The ‘step by step’ approach advocated by the P-3 could be useful inasmuch as it creates the prospect of feedback loops to help assess progress, to ensure that we don’t stubbornly adhere to a policy that has been found to undermine the very goals it seeks to achieve. But in a UN context, step-by-step is more often a formula for institutional and diplomatic inertia, a systemic failure to match urgency with initiative.   We should avoid as much as we are able recklessness in our movements, but global events compel us to move.  Global citizens beg us to move. Apparently, Paper Smart misplaced that memo.

When we as a collective body cannot figure out how to push forward on urgent matters threatening the planet, the odds are that mixed motives are in play.   They were in play as the post-2015 negotiating sessions moved forward on a final text.  They were in play as Lithuania tried to ‘herd cats’ towards an agreement on small arms that generated some suspicion but avoided direct opposition.  They were certainly in play in the NPT as states – especially the P-5 — once again asserted the primacy of their own security interests over the increasingly clear and compelling disarmament interests of the global public.

The lessons for the week are as mixed as the outcomes.   Despite the fussing, the GA president will get a set of development goals and objectives to present to heads of state.  Moreover, the process will come attached to metrics and mechanisms for assessment and funding that can help us honor commitments made to end poverty, heal the planet, unleash the talents of women and indigenous people, and much more.
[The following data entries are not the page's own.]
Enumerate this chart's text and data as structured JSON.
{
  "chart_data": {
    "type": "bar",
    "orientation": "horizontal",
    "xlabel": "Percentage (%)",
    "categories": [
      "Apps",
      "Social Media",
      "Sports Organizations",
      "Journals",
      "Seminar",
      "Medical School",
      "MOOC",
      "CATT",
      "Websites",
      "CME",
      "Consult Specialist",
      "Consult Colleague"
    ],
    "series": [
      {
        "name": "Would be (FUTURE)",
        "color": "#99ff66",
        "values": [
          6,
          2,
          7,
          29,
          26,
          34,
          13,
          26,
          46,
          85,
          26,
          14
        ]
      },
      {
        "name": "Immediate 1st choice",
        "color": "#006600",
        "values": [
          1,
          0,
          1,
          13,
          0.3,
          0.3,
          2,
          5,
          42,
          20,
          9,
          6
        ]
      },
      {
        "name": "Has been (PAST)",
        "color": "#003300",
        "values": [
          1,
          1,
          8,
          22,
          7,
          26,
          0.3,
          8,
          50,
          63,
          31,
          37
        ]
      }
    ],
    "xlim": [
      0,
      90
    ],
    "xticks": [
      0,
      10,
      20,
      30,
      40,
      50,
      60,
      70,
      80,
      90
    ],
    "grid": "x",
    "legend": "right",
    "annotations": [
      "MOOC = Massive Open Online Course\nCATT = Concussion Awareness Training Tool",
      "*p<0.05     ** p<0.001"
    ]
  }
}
On small arms, Lithuania’s resolution adds good value, specifically in its gender referencing, more effective sanctions,and unusually warm and supportive regard for the parts of the UN system already tasked with many important activities related to small arms flows.   What role the heavily-referenced Arms Trade Treaty will play remains to be seen, though delegations are urged to revisit some of its intrinsic limitations – some significant– that will require a great deal of complementary work from other disarmament stakeholders if we are indeed serious about controlling arms flows.

On nuclear weapons, despite the contention of some states and NGOs of a “humanitarian tidal wave” that will overcome the objections of stiff-necked nuclear weapons powers, we are still in need of combined and multiple strategies that not only link legal, political, moral and humanitarian advocates but that create venues for discourse that are broad and kind, and that help widen circles of concern far beyond what the nuclear disarmament field has achieved to date.  We have our doubts about these possibilities, but also trust many of the diplomats and NGOs seeking to ensure security based on the least possible levels of armament.

What is probably not in doubt, however, is that a week of sometimes head-scratching objections, half-measures and outright disrespect has not raised levels of public endearment regarding the UN system.  We wasted vast quantities of time, energy and money of diplomats and NGOs; we insulted the honor and dignity of our political friends and opponents; we failed to match the urgency of our analysis with commensurate remedial measures.

We all need a bit of rest and then return to the UN ‘armed’ with more roses and fewer weapons, ready to do better than “mixed messaging” to persons facing security threats and development deficits who need more from us than we have so far been able to provide.